Alexandra Schwartzbrod. Balagan. Stock Thriller, 260 p.

En hébreu, balagan signifie désordre, chaos, bordel. Pour les Israéliens, ce mot peut tout aussi bien servir à qualifier les embouteillages à l'entrée de Tel-Aviv, la situation économique, les crises de gouvernement ou les ravages provoqués par l'Intifada palestinienne. Ces deux dernières années, le pays tout entier a été un énorme balagan. Ce dérèglement général a trouvé des personnages à sa mesure, à la fois sauvages et tendres, farouches et désorientés, sincères et retors.
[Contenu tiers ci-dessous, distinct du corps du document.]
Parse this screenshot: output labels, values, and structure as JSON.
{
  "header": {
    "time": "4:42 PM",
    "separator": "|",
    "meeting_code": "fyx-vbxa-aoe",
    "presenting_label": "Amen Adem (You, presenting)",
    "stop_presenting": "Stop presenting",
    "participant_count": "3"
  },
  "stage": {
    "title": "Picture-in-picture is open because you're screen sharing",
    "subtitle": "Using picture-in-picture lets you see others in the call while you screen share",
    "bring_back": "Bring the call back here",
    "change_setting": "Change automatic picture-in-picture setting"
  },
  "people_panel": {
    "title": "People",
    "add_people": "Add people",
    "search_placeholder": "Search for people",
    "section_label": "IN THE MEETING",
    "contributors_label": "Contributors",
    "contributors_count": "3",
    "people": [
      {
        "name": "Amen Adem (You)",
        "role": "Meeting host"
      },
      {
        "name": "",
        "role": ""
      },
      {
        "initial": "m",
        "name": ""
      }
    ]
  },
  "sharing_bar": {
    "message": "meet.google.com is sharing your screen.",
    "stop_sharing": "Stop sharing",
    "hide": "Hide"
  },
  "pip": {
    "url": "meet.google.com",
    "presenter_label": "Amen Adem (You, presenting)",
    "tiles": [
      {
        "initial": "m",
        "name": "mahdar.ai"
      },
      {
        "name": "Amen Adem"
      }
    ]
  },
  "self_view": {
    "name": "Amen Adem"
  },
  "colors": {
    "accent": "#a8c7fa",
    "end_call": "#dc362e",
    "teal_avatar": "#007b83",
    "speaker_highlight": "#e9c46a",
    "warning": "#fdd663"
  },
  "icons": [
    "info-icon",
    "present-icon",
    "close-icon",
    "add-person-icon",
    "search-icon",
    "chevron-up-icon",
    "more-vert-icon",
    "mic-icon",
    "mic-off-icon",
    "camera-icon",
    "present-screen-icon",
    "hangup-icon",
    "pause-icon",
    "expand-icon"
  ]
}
Comme des poissons dans un bocal, les héros de Balagan, ce polar de l'Intifada, ne cessent de se croiser et de se cogner aux parois de leur espace clos, tour à tour prisonniers de leur sort et artisans de leur propre malheur.

Le thriller commence dans une ambiance d'apocalypse. La Vieille-Ville de Jérusalem résonne de deux formidables explosions qui font trembler ses pierres millénaires. La première provoque un carnage dans le quartier juif collé au mur des Lamentations tandis que la seconde dévaste la partie musulmane, quelques centaines de mètres plus loin. Landau, le commissaire israélien, Bishara, le flic arabe, et David, le diplomate français, vont tenter chacun de leur côté de comprendre les raisons de ce double massacre. Dans une ville déjà en proie à la violence quotidienne, qu'est-ce qui peut bien expliquer qu'on s'en prenne si brutalement aux deux populations ennemies? C'est une course contre la montre qui s'engage, puisque d'autres attentats sont en préparation. Une traque fiévreuse aux origines de la folie.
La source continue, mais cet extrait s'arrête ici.